The fetus may be black — they may wear baggy pants and "look like a thug", and their life will mean nothing to you when you defend the police officer who had no reason to shoot.

The fetus may grow up to be a criminal — he might live on death row for a heinous crime, and his life will mean nothing to you when you fight for the use of lethal injection to end it.

The fetus may end up poor — living off of a minimum wage job and food stamps to survive, and their life will mean nothing to you when they ask for assistance and you call them a "freeloader" and refuse.

The fetus may end up addicted to drugs — an experimentation gone wrong that has led to a lifetime of getting high and their life will mean nothing to you when you see a report that they OD'd and you make a fuss about the availability of Narcan.

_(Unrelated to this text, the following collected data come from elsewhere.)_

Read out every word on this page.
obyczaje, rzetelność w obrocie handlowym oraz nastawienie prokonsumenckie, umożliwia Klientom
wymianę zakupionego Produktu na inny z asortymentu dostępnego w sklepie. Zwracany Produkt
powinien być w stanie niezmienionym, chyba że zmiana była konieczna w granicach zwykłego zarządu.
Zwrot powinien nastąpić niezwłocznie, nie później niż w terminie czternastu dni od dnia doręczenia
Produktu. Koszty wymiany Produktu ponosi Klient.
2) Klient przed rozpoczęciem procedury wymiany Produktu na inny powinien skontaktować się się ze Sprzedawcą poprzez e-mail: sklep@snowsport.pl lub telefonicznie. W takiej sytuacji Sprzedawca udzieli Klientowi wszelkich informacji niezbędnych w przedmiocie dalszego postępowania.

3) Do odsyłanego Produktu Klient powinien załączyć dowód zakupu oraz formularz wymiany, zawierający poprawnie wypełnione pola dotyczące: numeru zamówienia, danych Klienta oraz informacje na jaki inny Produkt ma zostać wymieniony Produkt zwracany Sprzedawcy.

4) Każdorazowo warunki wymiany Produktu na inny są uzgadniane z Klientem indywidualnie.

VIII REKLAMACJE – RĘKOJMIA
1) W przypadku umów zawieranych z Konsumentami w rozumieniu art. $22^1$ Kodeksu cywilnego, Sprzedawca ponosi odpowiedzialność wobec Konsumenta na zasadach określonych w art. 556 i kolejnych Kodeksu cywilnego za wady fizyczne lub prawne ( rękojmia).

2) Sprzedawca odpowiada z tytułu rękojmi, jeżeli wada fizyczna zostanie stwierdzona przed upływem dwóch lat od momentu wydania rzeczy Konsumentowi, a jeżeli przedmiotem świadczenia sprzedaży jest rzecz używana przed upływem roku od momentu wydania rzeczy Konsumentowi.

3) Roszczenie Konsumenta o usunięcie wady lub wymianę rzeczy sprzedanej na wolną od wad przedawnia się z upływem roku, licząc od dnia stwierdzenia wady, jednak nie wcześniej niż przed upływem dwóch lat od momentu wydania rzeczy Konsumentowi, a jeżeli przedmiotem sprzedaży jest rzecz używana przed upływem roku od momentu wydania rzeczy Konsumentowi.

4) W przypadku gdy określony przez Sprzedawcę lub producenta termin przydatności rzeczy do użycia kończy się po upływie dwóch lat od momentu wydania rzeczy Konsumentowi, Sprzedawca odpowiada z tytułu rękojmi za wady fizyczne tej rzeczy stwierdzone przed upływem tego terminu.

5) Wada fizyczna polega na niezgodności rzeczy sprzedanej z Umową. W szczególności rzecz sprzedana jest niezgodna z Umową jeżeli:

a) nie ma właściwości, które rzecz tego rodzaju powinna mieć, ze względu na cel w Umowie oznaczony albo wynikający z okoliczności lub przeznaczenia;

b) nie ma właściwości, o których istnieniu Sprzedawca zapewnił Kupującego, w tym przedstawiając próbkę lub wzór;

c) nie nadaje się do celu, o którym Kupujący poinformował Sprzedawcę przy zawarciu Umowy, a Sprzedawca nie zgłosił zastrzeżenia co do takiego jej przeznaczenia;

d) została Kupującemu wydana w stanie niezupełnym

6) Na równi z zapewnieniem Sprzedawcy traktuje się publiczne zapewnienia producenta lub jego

The fetus may one day need an abortion — from trauma or simply not being ready, and her life will mean nothing to you as you wave "murderer" and "God hates you" signs as she walks into the office for the procedure.

* * *

Do not tell me that you are pro-life when all of the above people could lose their lives in any way OUTSIDE of abortion and you wouldn't give 2.5 shits.

You fight for the baby to be born, but if he or she is gay or trans, you will berate them for who they are or not support them for who they love.

You fight for the baby to be born, but if he or she is poor or addicted, you will refuse the help they desperately need or consider their death a betterment of society.

You fight for the baby to be born, but when the used-to-be-classroom-of-fetuses is shot, you care more about your access to firearms than their lives.

It is easy to pretend you care about someone before they are even born, and easy to forget their birth was something you fought for when they are anything other than what you consider an ideal person.